Today the web has created new possibilities, for it allows us to ‘aggregate’ our buying power in quite new ways. Music lovers can get a CD they would like to have produced if 5,000 agree to buy it. We could imagine fair traders using a site like Pledge Bank to see if there are enough of us to support the purchase of coffee or (a real case) flip flops directly from a group of producers. Both these suggest a co-operative version of Groupon where deals are negotiated with service providers if enough people sign up.
Then there are the growing number of examples of football fans acting together, even co-operatively buying their own clubs. Some of this is organised locally, before and after a match. But the internet has expanded the ability of groups like this to act together. One of the most striking cases was of a football fan who put out a message on the web to see if there were enough people like him who would subscribe £35 to buy and manage a football club. To his astonishment 32,000 subscribed. After on line discussion, they bought Ebbsfleet United for £600,000.

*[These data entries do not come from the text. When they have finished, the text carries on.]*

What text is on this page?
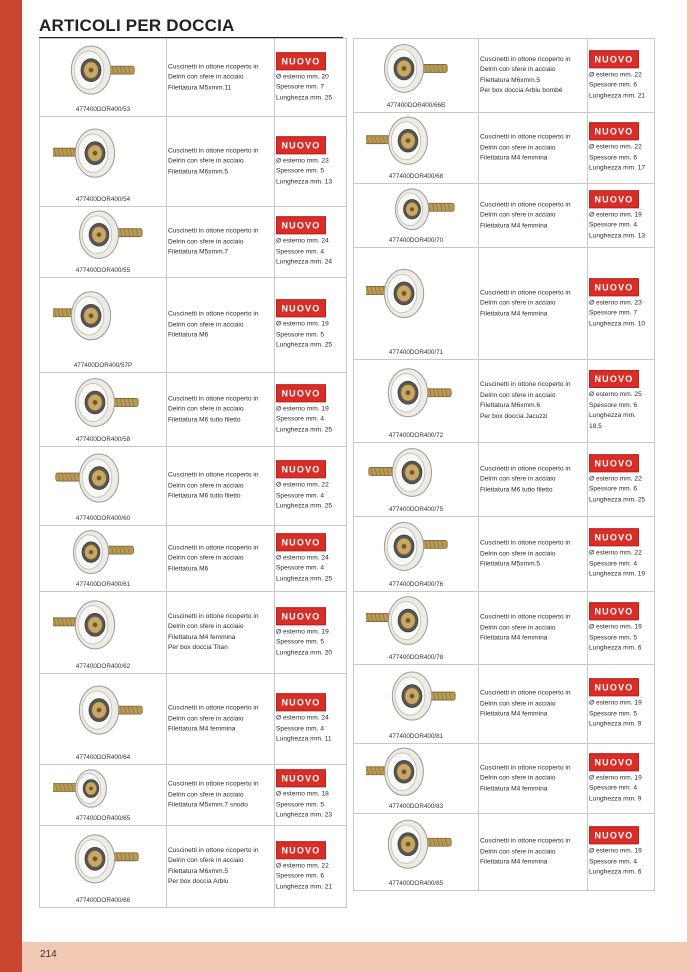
ARTICOLI PER DOCCIA
477400DOR400/53
Cuscinetti in ottone ricoperto in
Delrin con sfere in acciaio
Filettatura M5xmm.11
NUOVO
Ø esterno mm. 20
Spessore mm. 7
Lunghezza mm. 25
477400DOR400/54
Cuscinetti in ottone ricoperto in
Delrin con sfere in acciaio
Filettatura M6xmm.5
NUOVO
Ø esterno mm. 23
Spessore mm. 5
Lunghezza mm. 13
477400DOR400/55
Cuscinetti in ottone ricoperto in
Delrin con sfere in acciaio
Filettatura M5xmm.7
NUOVO
Ø esterno mm. 24
Spessore mm. 4
Lunghezza mm. 24
477400DOR400/57P
Cuscinetti in ottone ricoperto in
Delrin con sfere in acciaio
Filettatura M6
NUOVO
Ø esterno mm. 19
Spessore mm. 5
Lunghezza mm. 25
477400DOR400/58
Cuscinetti in ottone ricoperto in
Delrin con sfere in acciaio
Filettatura M6 tutto filetto
NUOVO
Ø esterno mm. 19
Spessore mm. 4
Lunghezza mm. 25
477400DOR400/60
Cuscinetti in ottone ricoperto in
Delrin con sfere in acciaio
Filettatura M6 tutto filetto
NUOVO
Ø esterno mm. 22
Spessore mm. 4
Lunghezza mm. 25
477400DOR400/61
Cuscinetti in ottone ricoperto in
Delrin con sfere in acciaio
Filettatura M6
NUOVO
Ø esterno mm. 24
Spessore mm. 4
Lunghezza mm. 25
477400DOR400/62
Cuscinetti in ottone ricoperto in
Delrin con sfere in acciaio
Filettatura M4 femmina
Per box doccia Titan
NUOVO
Ø esterno mm. 19
Spessore mm. 5
Lunghezza mm. 20
477400DOR400/64
Cuscinetti in ottone ricoperto in
Delrin con sfere in acciaio
Filettatura M4 femmina
NUOVO
Ø esterno mm. 24
Spessore mm. 4
Lunghezza mm. 11
477400DOR400/65
Cuscinetti in ottone ricoperto in
Delrin con sfere in acciaio
Filettatura M5xmm.7 snodo
NUOVO
Ø esterno mm. 18
Spessore mm. 5
Lunghezza mm. 23
477400DOR400/66
Cuscinetti in ottone ricoperto in
Delrin con sfere in acciaio
Filettatura M6xmm.5
Per box doccia Arblu
NUOVO
Ø esterno mm. 22
Spessore mm. 6
Lunghezza mm. 21
477400DOR400/66B
Cuscinetti in ottone ricoperto in
Delrin con sfere in acciaio
Filettatura M6xmm.5
Per box doccia Arblu bombè
NUOVO
Ø esterno mm. 22
Spessore mm. 6
Lunghezza mm. 21
477400DOR400/68
Cuscinetti in ottone ricoperto in
Delrin con sfere in acciaio
Filettatura M4 femmina
NUOVO
Ø esterno mm. 22
Spessore mm. 6
Lunghezza mm. 17
477400DOR400/70
Cuscinetti in ottone ricoperto in
Delrin con sfere in acciaio
Filettatura M4 femmina
NUOVO
Ø esterno mm. 19
Spessore mm. 4
Lunghezza mm. 13
477400DOR400/71
Cuscinetti in ottone ricoperto in
Delrin con sfere in acciaio
Filettatura M4 femmina
NUOVO
Ø esterno mm. 23
Spessore mm. 7
Lunghezza mm. 10
477400DOR400/72
Cuscinetti in ottone ricoperto in
Delrin con sfere in acciaio
Filettatura M6xmm.6
Per box doccia Jacuzzi
NUOVO
Ø esterno mm. 25
Spessore mm. 6
Lunghezza mm.
18,5
477400DOR400/75
Cuscinetti in ottone ricoperto in
Delrin con sfere in acciaio
Filettatura M6 tutto filetto
NUOVO
Ø esterno mm. 22
Spessore mm. 6
Lunghezza mm. 25
477400DOR400/76
Cuscinetti in ottone ricoperto in
Delrin con sfere in acciaio
Filettatura M5xmm.5
NUOVO
Ø esterno mm. 22
Spessore mm. 4
Lunghezza mm. 19
477400DOR400/78
Cuscinetti in ottone ricoperto in
Delrin con sfere in acciaio
Filettatura M4 femmina
NUOVO
Ø esterno mm. 19
Spessore mm. 5
Lunghezza mm. 6
477400DOR400/81
Cuscinetti in ottone ricoperto in
Delrin con sfere in acciaio
Filettatura M4 femmina
NUOVO
Ø esterno mm. 19
Spessore mm. 5
Lunghezza mm. 9
477400DOR400/83
Cuscinetti in ottone ricoperto in
Delrin con sfere in acciaio
Filettatura M4 femmina
NUOVO
Ø esterno mm. 19
Spessore mm. 4
Lunghezza mm. 9
477400DOR400/85
Cuscinetti in ottone ricoperto in
Delrin con sfere in acciaio
Filettatura M4 femmina
NUOVO
Ø esterno mm. 19
Spessore mm. 4
Lunghezza mm. 6
214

In the past, collective purchasing has been easiest if it is local. And there are still great economies to be reaped if people get together locally – whether setting up a community windmill or establishing a co-operative broadband service as they have done in the market town of Alston in Cumbria. But the internet allows us to use our joint buying power beyond the limits of locality.
Sometimes it is a question of co-ordinating our actions wherever we actually do our shopping – for ethical campaigns like Move Your Money. In others, the things we buy together can be distributed over the web ( like music) via the grid (like electricity) by fibre optics (like phone or broadband services) or existing channels of physical distribution (like the post). The general principle here is to see if there is an existing distribution network on which a project to buy together can piggy back.

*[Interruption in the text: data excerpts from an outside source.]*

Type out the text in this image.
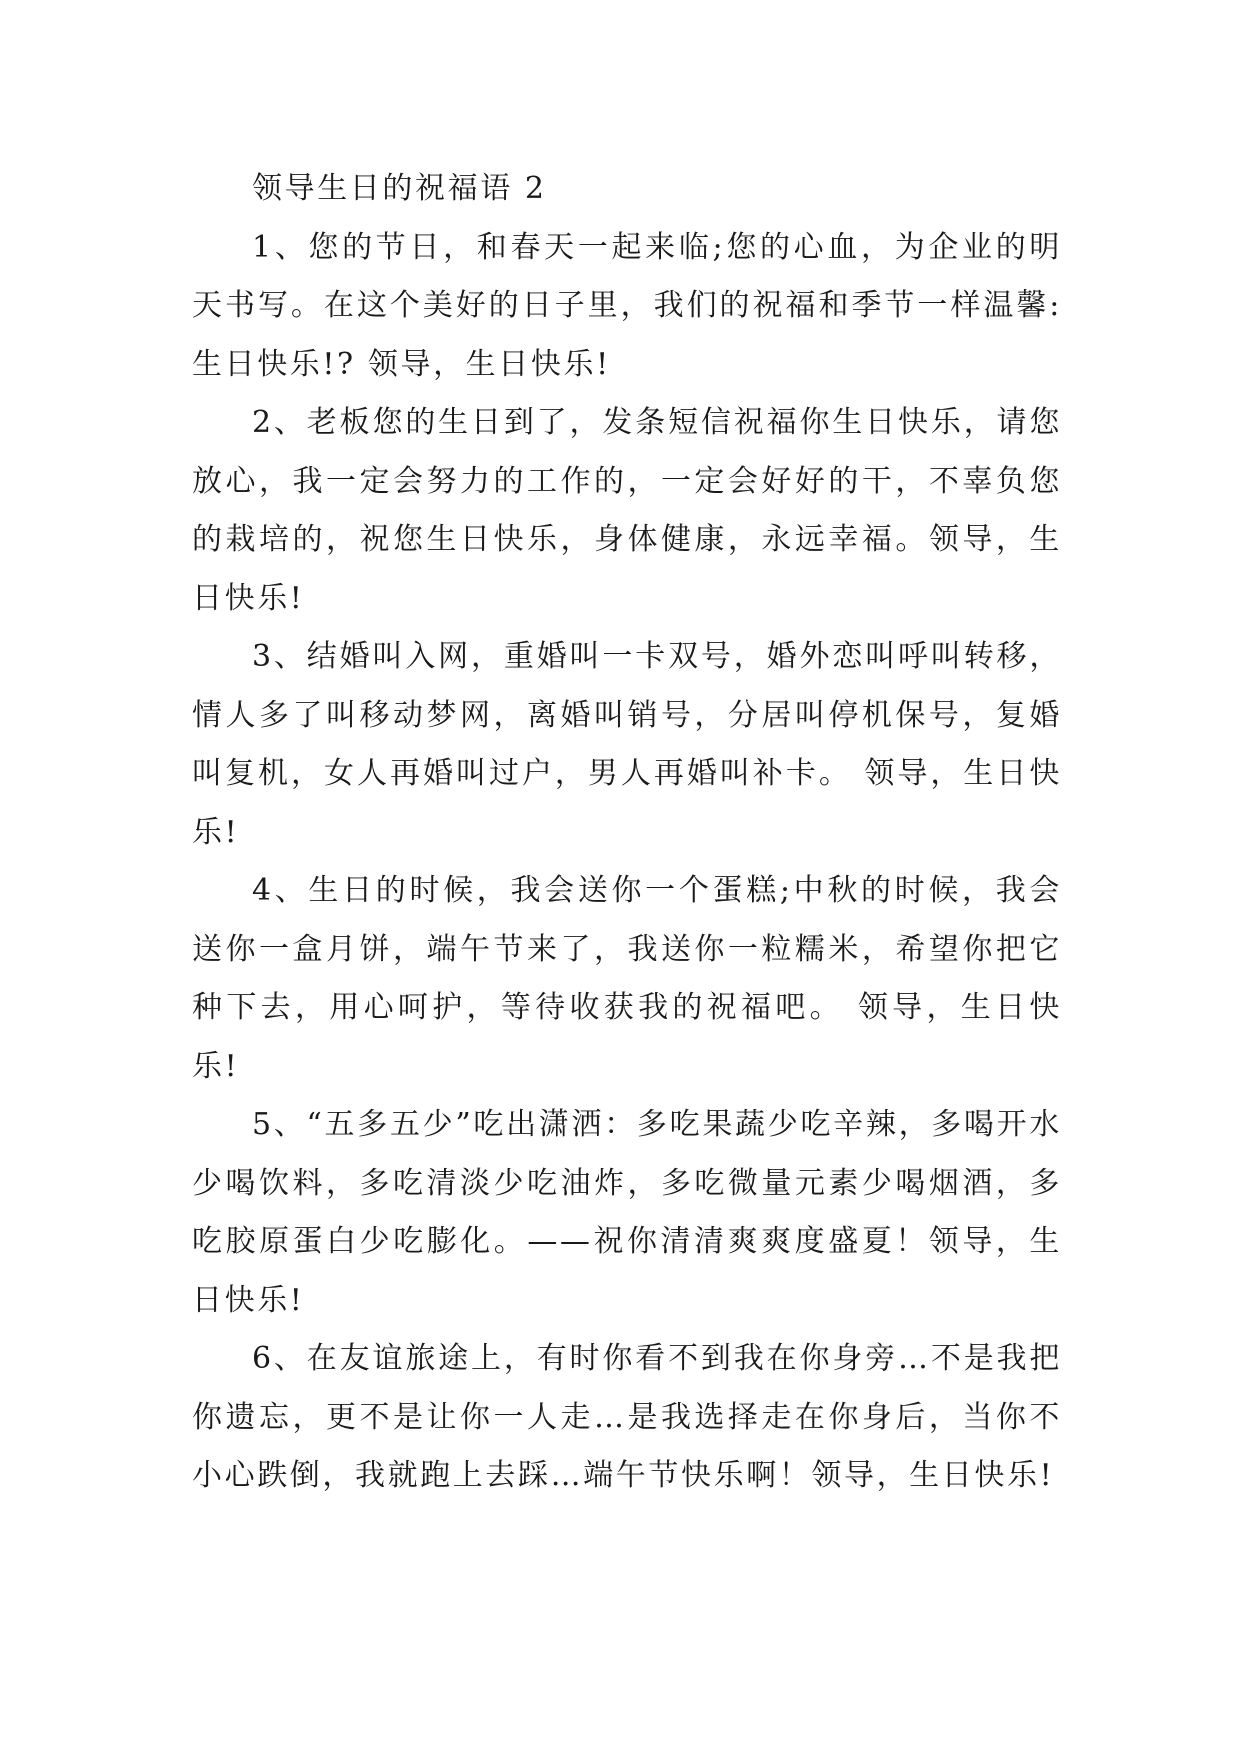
领导生日的祝福语 2

1、您的节日，和春天一起来临;您的心血，为企业的明天书写。在这个美好的日子里，我们的祝福和季节一样温馨: 生日快乐!? 领导，生日快乐!

2、老板您的生日到了，发条短信祝福你生日快乐，请您放心，我一定会努力的工作的，一定会好好的干，不辜负您的栽培的，祝您生日快乐，身体健康，永远幸福。领导，生日快乐!

3、结婚叫入网，重婚叫一卡双号，婚外恋叫呼叫转移，情人多了叫移动梦网，离婚叫销号，分居叫停机保号，复婚叫复机，女人再婚叫过户，男人再婚叫补卡。 领导，生日快乐!

4、生日的时候，我会送你一个蛋糕;中秋的时候，我会送你一盒月饼，端午节来了，我送你一粒糯米，希望你把它种下去，用心呵护，等待收获我的祝福吧。 领导，生日快乐!

5、“五多五少”吃出潇洒：多吃果蔬少吃辛辣，多喝开水少喝饮料，多吃清淡少吃油炸，多吃微量元素少喝烟酒，多吃胶原蛋白少吃膨化。——祝你清清爽爽度盛夏！领导，生日快乐!

6、在友谊旅途上，有时你看不到我在你身旁…不是我把你遗忘，更不是让你一人走…是我选择走在你身后，当你不小心跌倒，我就跑上去踩…端午节快乐啊！领导，生日快乐!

Failing that, some projects have set up their own distribution systems based on local groups. A Canadian group of housing co-ops (themselves a form of joint purchasing) established a food box scheme for their members, and paid one of them in each co-op to act as the part time link and door to door distributor of the boxes. So consumers have to find a means of talking and deciding together, buying together and then distributing what they buy to each household involved.
We can see a broad historical pattern in all this. In the 19th century there was a European wide movement for collective purchasing through co-ops and friendly societies. In the 20th century these ties were weakened, particularly in towns and cities. The Western consumer boom was focussed on the individual. The ‘I’ took precedence over the ‘We’. There are signs that this is changing, that the ‘I’ can be enriched with more of the ‘We’. The past thirty years has seen the growth of a new consumer movement, concerned with the quality, impact and ethics of the goods and we buy. People have been rediscovering the advantages of pooling their buying power and their knowledge, just as the co-operators did in the 19th century.

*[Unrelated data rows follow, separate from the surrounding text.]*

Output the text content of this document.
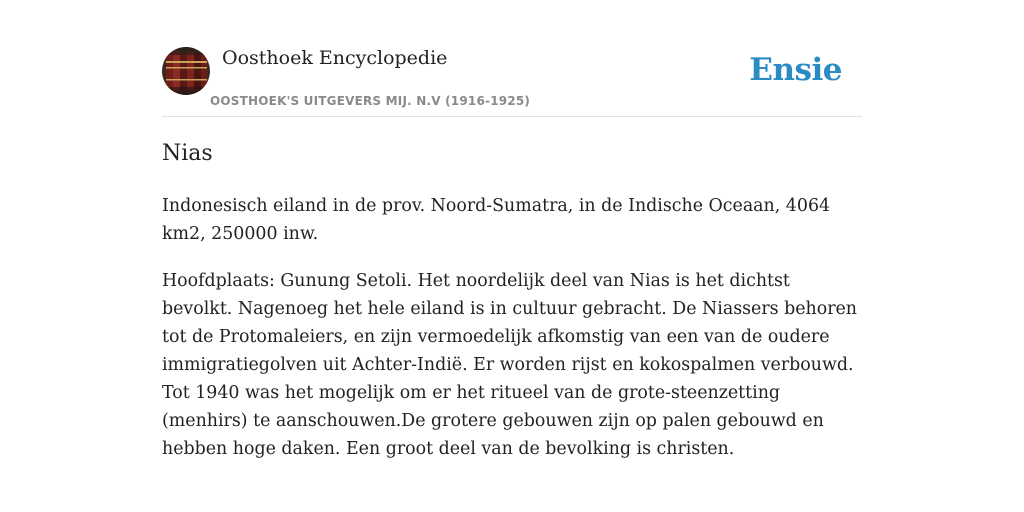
Oosthoek Encyclopedie
OOSTHOEK'S UITGEVERS MIJ. N.V (1916-1925)
Ensie
Nias

Indonesisch eiland in de prov. Noord-Sumatra, in de Indische Oceaan, 4064 km2, 250000 inw.

Hoofdplaats: Gunung Setoli. Het noordelijk deel van Nias is het dichtst bevolkt. Nagenoeg het hele eiland is in cultuur gebracht. De Niassers behoren tot de Protomaleiers, en zijn vermoedelijk afkomstig van een van de oudere immigratiegolven uit Achter-Indië. Er worden rijst en kokospalmen verbouwd. Tot 1940 was het mogelijk om er het ritueel van de grote-steenzetting (menhirs) te aanschouwen.De grotere gebouwen zijn op palen gebouwd en hebben hoge daken. Een groot deel van de bevolking is christen.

These changes pre-dated the internet. But the arrival of the internet has radically changed things. It has made it easier to connect, to assemble, and to share. The past ten years has seen a growing wave of social innovations in how we co-operate as consumers in the electronic age. New tools are emerging (like local money and the smart card). There are new protocols and rating systems, new types of consumer intelligence and new ways for consumers to relate directly with producers. They are all elements of a less fragmented and more complex consumer economy – one which has the potential to radically shift the balance of power in the market place.
In the past it has been the producers that have aggregated into ever larger units. They have found it better to sell together. Now we are finding ways of co-operating as consumers, and these initiatives that appear to be springing up all over the world are uncovering the hidden value of buying better together.